March 16, 2011 04:50 pm | Updated 04:50 pm IST - London

Scientists have developed a tiny white breath mint-like little capsule that can track the growth of a tumour without repeated invasive procedures.

“With this, we are going to bring the laboratory into the patient,” said Michael Cima at the Massachusetts Institute of Technology.

The device is small enough to fit inside a needle and implant in the body during a biopsy, reports New Scientist .

Magnetic nanoparticles fill the capsule’s hollow interior, each sporting a few monoclonal antibodies. These are proteins engineered to bind to molecules of interest, such as human chorionic gonadotrophin (hCG), a hormone that tumour cells overproduce in testicular and ovarian cancers.

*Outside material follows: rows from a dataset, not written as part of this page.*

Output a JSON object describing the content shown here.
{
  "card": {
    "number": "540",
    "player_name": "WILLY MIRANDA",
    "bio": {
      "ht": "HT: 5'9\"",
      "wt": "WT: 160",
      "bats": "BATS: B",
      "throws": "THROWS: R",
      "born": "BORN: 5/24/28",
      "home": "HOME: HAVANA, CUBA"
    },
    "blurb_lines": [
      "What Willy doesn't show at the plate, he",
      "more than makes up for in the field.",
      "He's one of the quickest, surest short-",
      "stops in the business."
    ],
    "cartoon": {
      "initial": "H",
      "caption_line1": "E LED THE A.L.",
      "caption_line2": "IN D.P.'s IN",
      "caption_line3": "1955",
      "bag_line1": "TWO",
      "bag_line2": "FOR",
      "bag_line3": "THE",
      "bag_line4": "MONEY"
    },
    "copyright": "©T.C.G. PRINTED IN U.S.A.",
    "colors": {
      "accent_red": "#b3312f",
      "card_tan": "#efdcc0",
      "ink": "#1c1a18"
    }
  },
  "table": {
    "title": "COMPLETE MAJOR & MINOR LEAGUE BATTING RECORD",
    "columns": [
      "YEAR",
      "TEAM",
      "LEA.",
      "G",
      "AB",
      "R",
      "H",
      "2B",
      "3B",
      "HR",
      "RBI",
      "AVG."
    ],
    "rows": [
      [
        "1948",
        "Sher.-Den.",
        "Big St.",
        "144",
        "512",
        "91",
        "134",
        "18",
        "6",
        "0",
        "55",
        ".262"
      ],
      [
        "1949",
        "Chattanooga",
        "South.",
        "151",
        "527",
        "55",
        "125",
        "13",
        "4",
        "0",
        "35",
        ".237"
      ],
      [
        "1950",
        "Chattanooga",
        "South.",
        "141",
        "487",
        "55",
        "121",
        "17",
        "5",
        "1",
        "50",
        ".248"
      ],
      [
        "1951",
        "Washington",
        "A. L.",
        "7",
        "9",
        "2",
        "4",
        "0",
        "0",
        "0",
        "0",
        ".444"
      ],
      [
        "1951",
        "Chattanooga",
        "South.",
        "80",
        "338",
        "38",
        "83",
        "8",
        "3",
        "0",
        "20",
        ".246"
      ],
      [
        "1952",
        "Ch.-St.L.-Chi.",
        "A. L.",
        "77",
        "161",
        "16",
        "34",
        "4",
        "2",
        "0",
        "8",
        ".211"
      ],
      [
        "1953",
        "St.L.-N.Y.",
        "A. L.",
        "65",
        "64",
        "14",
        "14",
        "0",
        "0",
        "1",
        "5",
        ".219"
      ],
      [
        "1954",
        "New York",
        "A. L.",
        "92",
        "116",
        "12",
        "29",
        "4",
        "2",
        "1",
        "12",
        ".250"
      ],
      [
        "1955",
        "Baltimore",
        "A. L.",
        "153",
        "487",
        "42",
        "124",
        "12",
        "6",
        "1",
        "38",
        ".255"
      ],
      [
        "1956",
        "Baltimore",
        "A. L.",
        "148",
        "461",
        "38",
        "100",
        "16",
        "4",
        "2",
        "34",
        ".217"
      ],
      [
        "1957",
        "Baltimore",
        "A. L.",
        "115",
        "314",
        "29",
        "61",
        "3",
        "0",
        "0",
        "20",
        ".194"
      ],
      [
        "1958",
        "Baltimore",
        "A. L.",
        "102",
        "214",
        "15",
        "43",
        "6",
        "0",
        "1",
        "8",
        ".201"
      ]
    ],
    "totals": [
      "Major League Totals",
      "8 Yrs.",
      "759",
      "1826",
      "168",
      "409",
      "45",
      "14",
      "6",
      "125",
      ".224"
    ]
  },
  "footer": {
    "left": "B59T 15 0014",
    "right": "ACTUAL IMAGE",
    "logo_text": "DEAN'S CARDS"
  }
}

A semi-permeable membrane allows molecules to flow into the capsule, but prevents the nanoparticles from drifting out.

To read the device and evaluate whether a nearby tumour is receding or growing, doctors need only use an MRI scan to detect clusters of cancer-related molecules within the device.

Cima’s team tested the device in mice injected with human cancer cells. An MRI showed that the resulting tumours were increasing in size.

In another study with mice, Cima transformed the tumour-monitoring device into a heart attack detector by lining the inside of the capsule with antibodies that bind to three different proteins released by heart muscle cells when they burst open.

After embedding the devices in the rodents’ skin and inducing heart attacks, Cima was able to precisely measure the severity of damage: the more protein accumulated in the monitor, the worse the heart attack and the stronger the MRI signal.

Such a device would be especially useful for people who experience silent heart attacks — which usually present little pain or obvious symptoms — as well as those at risk of a second heart attack.